Seems like low latency 3000 MHz memory would be the best bet, both from peak performance and the variety of choice available. I am curious what the raw bandwidth coffee lake gets from each set speed.
We now know however that ram clocks determine infinity fabric speeds, and as such, interthread communication benefits massively from higher speed ram on Ryzen, something not really covered in that review.
Clearly it doesnt make that much difference. If it did, the multi core encoding benchmarks would have shown massive boosts from higher speed memory. Same with the compression and rendering benches. The performance improvements were in line with what coffee lake gains, suggesting that infinity fabric was not a bottleneck there.

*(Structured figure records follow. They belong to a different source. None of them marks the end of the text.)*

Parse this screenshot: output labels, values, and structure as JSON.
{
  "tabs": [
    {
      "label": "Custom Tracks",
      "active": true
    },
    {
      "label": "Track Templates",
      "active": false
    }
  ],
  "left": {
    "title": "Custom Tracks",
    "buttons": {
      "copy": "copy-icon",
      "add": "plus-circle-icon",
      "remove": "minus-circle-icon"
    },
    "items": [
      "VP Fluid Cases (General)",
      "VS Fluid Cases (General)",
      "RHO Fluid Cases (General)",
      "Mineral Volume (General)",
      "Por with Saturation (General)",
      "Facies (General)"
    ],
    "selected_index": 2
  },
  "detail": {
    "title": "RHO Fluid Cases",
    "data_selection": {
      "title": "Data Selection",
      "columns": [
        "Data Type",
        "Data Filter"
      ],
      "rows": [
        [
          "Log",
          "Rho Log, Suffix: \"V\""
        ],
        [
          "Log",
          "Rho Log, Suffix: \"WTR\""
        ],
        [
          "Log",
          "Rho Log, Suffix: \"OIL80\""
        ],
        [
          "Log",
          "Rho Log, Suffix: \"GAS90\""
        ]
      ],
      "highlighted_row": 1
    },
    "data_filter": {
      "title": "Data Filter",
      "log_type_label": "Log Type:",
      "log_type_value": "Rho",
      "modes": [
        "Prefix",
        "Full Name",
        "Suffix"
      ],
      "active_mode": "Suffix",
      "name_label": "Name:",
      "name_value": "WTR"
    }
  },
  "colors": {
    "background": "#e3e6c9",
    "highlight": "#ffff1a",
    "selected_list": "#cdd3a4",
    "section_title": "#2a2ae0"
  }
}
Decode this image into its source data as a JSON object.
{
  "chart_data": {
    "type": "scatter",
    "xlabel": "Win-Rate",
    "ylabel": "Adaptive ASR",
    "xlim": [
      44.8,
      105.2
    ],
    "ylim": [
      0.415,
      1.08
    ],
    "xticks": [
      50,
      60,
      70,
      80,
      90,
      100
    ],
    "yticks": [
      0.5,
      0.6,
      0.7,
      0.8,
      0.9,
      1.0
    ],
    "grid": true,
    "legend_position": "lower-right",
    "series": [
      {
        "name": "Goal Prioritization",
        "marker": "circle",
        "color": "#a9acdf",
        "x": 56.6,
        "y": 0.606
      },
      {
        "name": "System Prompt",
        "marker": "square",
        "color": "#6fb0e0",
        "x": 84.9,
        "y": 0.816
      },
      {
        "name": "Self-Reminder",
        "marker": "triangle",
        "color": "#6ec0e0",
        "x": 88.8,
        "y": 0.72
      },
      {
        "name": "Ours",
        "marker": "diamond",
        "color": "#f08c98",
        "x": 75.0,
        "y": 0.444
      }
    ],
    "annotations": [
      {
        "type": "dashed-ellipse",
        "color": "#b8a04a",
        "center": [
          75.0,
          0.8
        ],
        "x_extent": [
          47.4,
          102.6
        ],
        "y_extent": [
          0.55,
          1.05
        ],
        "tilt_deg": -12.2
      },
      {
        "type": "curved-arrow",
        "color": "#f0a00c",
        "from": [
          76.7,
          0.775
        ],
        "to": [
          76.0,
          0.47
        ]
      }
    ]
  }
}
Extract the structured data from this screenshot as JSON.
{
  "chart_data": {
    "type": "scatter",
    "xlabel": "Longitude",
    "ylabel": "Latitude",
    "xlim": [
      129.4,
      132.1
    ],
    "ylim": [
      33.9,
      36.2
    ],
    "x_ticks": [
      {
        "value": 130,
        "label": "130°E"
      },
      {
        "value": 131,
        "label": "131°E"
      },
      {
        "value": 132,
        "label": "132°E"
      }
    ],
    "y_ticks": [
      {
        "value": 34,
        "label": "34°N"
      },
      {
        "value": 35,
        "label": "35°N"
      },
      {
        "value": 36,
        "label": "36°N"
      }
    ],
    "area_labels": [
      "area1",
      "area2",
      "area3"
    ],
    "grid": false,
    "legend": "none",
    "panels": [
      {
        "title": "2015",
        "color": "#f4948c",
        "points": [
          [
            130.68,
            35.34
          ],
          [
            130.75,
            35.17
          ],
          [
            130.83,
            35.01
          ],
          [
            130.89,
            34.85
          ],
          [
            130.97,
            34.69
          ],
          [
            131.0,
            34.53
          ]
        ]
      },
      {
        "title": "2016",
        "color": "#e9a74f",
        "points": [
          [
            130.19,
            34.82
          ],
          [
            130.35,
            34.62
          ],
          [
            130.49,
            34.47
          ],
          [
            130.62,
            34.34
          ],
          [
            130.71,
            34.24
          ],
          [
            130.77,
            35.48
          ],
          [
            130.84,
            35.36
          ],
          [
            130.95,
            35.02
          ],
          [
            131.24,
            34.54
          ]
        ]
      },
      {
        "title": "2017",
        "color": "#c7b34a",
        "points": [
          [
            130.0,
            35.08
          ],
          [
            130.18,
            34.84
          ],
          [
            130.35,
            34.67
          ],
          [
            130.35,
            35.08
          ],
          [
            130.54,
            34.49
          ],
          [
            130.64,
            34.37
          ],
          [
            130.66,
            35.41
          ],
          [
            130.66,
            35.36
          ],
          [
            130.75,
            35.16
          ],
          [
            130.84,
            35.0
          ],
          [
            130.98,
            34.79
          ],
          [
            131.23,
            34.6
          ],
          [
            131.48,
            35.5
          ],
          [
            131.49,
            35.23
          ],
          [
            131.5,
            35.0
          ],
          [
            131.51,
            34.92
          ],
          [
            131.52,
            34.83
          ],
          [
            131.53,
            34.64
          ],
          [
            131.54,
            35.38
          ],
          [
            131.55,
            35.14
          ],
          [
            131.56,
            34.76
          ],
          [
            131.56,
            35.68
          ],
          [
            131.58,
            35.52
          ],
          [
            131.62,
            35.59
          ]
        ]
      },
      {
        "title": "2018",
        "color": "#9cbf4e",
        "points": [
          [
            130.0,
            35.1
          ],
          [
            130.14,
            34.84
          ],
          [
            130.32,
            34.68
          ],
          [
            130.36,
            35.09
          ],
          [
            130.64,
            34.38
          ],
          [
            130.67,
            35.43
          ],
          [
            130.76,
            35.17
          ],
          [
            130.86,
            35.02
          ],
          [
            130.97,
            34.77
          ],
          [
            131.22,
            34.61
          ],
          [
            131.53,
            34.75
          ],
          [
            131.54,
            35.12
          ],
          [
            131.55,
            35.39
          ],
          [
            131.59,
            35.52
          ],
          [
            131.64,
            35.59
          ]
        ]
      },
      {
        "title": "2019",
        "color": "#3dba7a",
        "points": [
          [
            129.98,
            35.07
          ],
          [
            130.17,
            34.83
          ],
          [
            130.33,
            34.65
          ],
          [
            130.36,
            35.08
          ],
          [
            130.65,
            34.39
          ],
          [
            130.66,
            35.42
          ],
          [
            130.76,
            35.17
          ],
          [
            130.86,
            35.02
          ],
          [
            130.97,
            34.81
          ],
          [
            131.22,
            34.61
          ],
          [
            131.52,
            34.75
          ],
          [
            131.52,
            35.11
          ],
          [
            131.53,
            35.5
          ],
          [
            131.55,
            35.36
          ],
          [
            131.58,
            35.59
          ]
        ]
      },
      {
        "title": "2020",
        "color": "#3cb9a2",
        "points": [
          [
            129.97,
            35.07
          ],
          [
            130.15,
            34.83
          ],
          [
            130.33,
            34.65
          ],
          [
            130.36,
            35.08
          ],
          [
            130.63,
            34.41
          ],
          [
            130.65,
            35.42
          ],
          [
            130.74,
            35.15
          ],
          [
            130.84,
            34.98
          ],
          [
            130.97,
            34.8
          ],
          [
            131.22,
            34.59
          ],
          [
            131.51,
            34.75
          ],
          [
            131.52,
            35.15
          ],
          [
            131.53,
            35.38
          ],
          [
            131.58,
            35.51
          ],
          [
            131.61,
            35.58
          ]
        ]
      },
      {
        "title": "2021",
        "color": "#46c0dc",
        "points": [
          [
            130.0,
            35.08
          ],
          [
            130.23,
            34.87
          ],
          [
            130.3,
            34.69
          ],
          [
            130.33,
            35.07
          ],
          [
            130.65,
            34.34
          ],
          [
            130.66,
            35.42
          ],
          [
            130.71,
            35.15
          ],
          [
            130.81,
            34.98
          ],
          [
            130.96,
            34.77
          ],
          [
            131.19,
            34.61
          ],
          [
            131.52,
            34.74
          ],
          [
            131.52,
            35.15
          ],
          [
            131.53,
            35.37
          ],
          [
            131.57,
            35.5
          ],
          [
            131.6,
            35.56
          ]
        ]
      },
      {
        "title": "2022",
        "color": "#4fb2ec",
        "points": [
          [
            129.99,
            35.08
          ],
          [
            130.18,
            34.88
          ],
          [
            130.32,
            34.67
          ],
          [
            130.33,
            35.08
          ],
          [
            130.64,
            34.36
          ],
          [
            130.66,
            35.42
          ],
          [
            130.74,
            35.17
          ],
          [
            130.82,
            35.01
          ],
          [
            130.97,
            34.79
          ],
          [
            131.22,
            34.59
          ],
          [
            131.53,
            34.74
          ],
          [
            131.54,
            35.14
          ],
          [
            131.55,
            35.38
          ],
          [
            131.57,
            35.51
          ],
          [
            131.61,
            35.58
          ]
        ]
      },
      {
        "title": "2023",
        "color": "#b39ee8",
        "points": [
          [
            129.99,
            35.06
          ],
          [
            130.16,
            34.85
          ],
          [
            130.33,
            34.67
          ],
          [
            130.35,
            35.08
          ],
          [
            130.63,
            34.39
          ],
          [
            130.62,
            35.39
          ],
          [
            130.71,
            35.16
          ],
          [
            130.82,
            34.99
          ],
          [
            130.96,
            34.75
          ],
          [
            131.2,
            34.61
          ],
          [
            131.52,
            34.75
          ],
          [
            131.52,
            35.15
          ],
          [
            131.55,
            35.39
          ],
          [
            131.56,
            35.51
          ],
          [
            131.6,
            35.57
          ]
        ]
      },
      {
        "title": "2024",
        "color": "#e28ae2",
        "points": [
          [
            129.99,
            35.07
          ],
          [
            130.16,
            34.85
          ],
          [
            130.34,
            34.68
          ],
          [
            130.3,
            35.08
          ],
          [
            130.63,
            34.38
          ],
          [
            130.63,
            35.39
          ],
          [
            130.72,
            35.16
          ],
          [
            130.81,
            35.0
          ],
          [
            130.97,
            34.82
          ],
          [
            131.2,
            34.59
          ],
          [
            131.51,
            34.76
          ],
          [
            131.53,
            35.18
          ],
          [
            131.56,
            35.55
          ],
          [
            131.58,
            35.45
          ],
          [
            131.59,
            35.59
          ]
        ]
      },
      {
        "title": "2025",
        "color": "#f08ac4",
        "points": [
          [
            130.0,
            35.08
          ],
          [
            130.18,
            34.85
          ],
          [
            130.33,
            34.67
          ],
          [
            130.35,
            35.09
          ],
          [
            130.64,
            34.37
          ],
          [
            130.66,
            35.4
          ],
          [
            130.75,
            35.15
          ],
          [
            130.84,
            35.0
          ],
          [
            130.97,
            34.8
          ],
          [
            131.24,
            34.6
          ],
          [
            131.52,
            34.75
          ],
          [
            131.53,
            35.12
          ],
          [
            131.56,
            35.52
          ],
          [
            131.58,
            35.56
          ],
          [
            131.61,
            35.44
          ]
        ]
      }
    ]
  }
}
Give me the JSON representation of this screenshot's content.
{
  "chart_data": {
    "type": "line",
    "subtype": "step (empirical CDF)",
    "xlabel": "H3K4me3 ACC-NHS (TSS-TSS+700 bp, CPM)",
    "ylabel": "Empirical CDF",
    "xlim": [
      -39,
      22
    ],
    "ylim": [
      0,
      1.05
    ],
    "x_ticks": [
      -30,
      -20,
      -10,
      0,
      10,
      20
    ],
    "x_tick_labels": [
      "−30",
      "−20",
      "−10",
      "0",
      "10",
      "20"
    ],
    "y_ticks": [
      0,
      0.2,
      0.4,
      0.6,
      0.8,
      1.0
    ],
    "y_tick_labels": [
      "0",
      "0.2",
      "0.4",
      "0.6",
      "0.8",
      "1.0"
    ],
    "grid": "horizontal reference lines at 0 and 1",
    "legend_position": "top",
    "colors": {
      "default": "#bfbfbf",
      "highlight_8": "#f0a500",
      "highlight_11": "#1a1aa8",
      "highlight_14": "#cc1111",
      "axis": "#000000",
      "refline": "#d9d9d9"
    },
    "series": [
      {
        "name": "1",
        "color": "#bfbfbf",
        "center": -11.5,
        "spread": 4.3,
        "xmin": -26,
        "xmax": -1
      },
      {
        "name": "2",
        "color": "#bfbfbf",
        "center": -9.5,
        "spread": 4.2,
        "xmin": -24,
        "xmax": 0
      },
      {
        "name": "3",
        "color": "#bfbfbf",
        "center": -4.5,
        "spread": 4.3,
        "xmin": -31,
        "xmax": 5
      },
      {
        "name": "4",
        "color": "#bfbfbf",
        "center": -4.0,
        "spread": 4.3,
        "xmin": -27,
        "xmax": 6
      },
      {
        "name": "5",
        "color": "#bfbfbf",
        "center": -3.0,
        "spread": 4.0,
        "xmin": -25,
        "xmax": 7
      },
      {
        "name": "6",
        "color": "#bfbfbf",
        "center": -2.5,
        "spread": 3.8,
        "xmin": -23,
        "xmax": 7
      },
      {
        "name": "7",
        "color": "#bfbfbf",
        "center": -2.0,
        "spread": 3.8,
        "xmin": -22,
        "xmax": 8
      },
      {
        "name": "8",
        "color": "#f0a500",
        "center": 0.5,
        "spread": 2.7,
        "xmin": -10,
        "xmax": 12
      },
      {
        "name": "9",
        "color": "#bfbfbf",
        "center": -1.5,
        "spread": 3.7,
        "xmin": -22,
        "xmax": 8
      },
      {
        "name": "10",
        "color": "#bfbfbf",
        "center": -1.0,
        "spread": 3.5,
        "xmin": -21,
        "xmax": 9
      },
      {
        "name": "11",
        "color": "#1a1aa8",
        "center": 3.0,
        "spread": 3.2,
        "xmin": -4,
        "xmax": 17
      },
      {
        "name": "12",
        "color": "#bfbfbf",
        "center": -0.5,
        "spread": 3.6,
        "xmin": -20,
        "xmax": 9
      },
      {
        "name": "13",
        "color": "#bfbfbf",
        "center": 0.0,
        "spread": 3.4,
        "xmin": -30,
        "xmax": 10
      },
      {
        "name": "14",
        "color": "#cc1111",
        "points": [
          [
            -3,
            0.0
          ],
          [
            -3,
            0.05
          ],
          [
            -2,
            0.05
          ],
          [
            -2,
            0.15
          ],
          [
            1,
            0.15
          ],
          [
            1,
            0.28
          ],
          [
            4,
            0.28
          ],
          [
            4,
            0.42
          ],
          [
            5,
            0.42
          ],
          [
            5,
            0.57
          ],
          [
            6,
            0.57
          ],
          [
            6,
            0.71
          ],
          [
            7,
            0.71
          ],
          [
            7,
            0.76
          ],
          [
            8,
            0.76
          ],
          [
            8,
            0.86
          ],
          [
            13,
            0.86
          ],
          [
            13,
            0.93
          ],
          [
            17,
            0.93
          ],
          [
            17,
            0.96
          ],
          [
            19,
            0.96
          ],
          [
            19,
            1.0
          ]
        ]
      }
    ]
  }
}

I'm pretty sure AMD would have pushed the multiplier up if there was that much performance left on the floor.
How about 5Ghz gaming tests /w the uncore maxed out on a GTX 1080Ti? I doubt the stock 4.3Ghz core & 3.7ghz uncore speed is enough to max out the memory @ 3600mhz+
Based on? Games have not been memory bandwidth limited for a very, very long time. DDR4 finally pushed the last holdouts, games like supreme commander, to their limits, and it is highly unlikely going from 4.3 to 5 GHz would significantly increase memory bandwidth demand to make the jump from 3000 to 3600Mhz memory noticeable. Going from 2666 to 3000 already shows practically no performance gain.
Game engines are simply not built to handle that much power. to benefit, you would need a game engine built to use that much bandwidth effectively, and such an engine would not work on consoles. Outside of perhaps cloud imperium, I cant imagine anybody modding a PC engine that much.